Take another look at where they put the guardrail
If a road is dangerous enough to install guardrail, then be extra careful to protect bicyclists and pedestrians.
You see guardrail everywhere. It protects drivers from hitting hard objects by bouncing cars back into their proper place.
[Guardrails] can make roads safer and lessen the severity of crashes. The guardrail can operate to deflect a vehicle back to the roadway, slow the vehicle down to a complete stop, or, in certain circumstances, slow the vehicle down and then let it proceed past the guardrail. -Federal Highway Administration
This statement is true with a giant asterisk. The roads are safer if a car bounces back into its lane and hits nothing or just another car. But public works and transportation departments routinely install guardrail on the outside of a sidewalk.
Guardrail brings good fortune to motorists, not so much for the unlucky people using the sidewalks.
You’re pushing a stroller or walking the dog when the out-of-control vehicle careening towards certain doom in a ditch is saved, but you’re the innocent casualty.
This engineering malfeasance is directly related to clear zones.
By creating Clear Zones, roadway agencies can increase the likelihood that a roadway departure results in a safe recovery rather than a crash, and mitigate the severity of crashes that do occur. -Federal Highway Administration
Once you're aware of how engineers misuse the clear zone and put pedestrians at risk, you'll see it everywhere. Intelligent, credentialed professionals do this all the time all across the country. Not only are they getting away with wildly dangerous behavior, it doesn’t even phase them.
I’ve worked with those engineers. They don’t think of mobility outside of a motor vehicle, they’re just following the design process that goes unquestioned. And on the rare occasion that one among the ranks does raise a hand:
“Should we install the guardrail on the inside of the sidewalk?”
“Why?”
“I thought maybe to protect pedestrians and pets.”

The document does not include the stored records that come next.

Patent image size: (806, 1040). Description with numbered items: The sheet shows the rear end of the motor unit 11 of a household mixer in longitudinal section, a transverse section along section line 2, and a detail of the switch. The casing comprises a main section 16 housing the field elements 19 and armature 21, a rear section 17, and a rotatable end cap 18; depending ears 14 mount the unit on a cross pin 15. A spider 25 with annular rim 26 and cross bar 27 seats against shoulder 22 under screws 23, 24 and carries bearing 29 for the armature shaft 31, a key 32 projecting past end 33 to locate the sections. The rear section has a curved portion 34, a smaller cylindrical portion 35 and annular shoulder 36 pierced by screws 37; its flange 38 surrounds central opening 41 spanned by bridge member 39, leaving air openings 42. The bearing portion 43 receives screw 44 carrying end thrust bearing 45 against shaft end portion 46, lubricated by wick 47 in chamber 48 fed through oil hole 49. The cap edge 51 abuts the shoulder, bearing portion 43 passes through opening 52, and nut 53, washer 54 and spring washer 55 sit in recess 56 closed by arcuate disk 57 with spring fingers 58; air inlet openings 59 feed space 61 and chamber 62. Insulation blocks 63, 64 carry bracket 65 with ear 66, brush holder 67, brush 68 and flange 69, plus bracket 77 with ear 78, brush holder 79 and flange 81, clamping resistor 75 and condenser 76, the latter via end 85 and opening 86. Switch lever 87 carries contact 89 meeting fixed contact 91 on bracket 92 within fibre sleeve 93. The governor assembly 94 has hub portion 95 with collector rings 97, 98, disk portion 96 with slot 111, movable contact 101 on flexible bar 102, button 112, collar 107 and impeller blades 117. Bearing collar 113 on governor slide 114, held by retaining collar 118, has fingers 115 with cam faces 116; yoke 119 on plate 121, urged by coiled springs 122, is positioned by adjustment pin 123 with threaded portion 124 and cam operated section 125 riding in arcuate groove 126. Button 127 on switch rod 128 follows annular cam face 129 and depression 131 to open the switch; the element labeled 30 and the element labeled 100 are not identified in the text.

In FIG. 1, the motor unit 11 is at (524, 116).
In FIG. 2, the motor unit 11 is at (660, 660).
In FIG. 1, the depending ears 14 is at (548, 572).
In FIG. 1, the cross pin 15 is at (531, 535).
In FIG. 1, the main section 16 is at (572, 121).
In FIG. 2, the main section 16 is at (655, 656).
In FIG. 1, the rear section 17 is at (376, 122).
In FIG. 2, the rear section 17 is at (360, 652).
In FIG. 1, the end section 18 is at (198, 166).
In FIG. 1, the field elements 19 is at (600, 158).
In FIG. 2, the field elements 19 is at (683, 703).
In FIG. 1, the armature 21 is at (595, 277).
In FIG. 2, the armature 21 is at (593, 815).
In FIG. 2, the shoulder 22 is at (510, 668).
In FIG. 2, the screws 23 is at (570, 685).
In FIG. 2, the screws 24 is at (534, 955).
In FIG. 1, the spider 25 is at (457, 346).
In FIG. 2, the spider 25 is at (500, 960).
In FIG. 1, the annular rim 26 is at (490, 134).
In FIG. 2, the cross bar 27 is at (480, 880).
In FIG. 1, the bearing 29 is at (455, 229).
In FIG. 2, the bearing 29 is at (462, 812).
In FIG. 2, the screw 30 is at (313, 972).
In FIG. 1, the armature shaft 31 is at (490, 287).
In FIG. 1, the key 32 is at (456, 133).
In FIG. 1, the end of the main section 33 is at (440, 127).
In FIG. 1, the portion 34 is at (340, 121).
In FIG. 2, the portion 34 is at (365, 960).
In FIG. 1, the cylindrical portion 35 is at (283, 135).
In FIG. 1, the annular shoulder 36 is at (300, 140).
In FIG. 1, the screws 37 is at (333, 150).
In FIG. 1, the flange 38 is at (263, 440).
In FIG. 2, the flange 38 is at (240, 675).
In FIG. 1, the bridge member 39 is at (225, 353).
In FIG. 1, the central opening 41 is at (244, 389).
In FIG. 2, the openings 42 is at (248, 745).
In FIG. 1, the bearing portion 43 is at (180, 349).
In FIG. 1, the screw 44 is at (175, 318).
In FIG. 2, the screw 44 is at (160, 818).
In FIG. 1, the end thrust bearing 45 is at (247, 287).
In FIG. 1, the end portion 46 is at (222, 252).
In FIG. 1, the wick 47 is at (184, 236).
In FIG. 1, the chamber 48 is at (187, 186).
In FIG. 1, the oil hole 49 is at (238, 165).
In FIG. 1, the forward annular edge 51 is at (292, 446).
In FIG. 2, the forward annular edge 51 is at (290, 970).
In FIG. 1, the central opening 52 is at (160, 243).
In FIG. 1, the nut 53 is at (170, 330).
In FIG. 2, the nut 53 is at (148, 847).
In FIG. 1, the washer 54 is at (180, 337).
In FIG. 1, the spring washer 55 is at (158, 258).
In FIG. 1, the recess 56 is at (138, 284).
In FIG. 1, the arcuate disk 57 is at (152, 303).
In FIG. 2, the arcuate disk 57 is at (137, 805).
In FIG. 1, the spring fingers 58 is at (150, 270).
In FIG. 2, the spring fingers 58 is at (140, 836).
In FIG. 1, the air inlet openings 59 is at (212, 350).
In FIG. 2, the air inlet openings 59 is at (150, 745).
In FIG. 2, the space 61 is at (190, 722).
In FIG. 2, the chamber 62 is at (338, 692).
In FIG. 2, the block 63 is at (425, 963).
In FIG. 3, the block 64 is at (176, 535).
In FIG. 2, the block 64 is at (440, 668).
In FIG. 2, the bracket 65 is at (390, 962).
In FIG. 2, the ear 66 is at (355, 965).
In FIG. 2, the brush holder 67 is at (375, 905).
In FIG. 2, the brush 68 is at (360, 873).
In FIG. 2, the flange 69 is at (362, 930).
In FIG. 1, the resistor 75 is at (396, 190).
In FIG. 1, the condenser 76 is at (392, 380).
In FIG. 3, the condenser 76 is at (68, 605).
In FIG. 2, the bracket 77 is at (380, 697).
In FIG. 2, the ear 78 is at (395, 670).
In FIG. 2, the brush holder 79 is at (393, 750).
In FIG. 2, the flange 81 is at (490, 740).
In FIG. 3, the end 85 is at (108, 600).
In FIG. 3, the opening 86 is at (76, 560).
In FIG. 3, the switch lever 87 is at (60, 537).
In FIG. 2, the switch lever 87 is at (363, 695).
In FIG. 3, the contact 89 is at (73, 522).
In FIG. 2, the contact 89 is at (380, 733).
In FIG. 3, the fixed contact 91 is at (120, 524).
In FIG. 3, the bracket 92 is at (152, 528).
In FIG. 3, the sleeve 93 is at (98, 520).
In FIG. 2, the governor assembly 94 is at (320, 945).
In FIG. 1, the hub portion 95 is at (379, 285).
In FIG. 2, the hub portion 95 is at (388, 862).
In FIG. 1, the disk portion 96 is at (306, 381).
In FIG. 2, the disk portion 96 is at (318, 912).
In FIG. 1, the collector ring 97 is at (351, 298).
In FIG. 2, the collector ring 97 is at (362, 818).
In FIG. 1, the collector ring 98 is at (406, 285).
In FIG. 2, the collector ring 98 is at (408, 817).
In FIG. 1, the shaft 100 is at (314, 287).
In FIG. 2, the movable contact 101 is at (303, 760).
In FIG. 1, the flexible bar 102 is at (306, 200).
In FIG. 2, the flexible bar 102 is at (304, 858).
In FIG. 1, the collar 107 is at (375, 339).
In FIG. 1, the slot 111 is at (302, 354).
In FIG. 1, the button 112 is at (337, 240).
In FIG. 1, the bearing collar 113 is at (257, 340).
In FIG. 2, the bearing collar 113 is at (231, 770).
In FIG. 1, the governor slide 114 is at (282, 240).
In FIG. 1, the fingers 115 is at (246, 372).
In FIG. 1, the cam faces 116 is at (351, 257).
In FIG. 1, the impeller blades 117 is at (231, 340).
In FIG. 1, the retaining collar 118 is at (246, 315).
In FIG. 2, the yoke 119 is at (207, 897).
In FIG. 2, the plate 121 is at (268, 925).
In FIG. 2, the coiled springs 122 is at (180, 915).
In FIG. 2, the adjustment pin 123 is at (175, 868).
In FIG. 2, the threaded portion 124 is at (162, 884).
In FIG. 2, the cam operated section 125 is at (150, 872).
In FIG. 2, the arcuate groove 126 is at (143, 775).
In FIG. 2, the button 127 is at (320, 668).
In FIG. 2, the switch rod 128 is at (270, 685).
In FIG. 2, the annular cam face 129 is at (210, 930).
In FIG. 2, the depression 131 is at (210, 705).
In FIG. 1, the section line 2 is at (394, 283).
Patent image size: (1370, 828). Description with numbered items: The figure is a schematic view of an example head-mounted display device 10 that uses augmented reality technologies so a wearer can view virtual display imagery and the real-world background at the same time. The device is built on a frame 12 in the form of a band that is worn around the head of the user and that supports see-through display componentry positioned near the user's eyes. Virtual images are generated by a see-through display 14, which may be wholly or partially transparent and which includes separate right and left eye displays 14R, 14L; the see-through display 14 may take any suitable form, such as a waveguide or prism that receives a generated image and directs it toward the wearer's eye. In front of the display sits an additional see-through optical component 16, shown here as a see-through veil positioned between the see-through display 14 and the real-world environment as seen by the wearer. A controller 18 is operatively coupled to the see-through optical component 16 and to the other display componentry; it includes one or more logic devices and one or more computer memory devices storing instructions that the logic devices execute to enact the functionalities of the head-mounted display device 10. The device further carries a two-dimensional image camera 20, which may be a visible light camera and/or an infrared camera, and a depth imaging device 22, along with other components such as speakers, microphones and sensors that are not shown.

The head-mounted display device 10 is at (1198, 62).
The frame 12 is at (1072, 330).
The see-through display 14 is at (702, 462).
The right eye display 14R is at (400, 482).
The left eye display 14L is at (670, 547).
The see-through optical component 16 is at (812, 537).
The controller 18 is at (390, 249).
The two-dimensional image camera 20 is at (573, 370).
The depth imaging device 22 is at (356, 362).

“Oh. No, that’s not how we do it. Besides, there probably won’t be anyone walking on this street anyway.”
Clear zones and guardrail locations are worth making a ruckus. You don’t need to be a professional engineer to save pedestrians and bicyclists from certain death on the wrong side of a guardrail.
Guardrail is installed because there’s been some identified risk. If something about a corridor is considered dangerous for motorists, then the public agency should be extra cautious about vulnerable road users.
Question everything about public infrastructure.
Road and city planners seem to be nearly universally incompetent idiots. How are these people getting hired?
Hi! You may be getting new comments on this relatively old piece as it was linked from https://josh.works/bollards on Hacker News.
I was curious: Not to debate your main point, but the pictures you show (and the places in my life, in the western suburbs of Cleveland) the guardrails seem to be installed to prevent cars from going into ditches/valleys. In fact, around my house I see a long stretch of road/sidewalk with no guardrails at all, and then there comes a span of 30 ft that passes a deep ditch (or valley, or slope) and then a guardrail pops up - yes, outside the sidewalk - but the logic (right or wrong) seems to be to prevent (only) that scenario.
Again, not to disagree, but just for me to learn: how common are "car rides up on sidewalk, hurts pedestrians" style accidents in these kind of suburb environments? Do we even have data that would let us segment that out?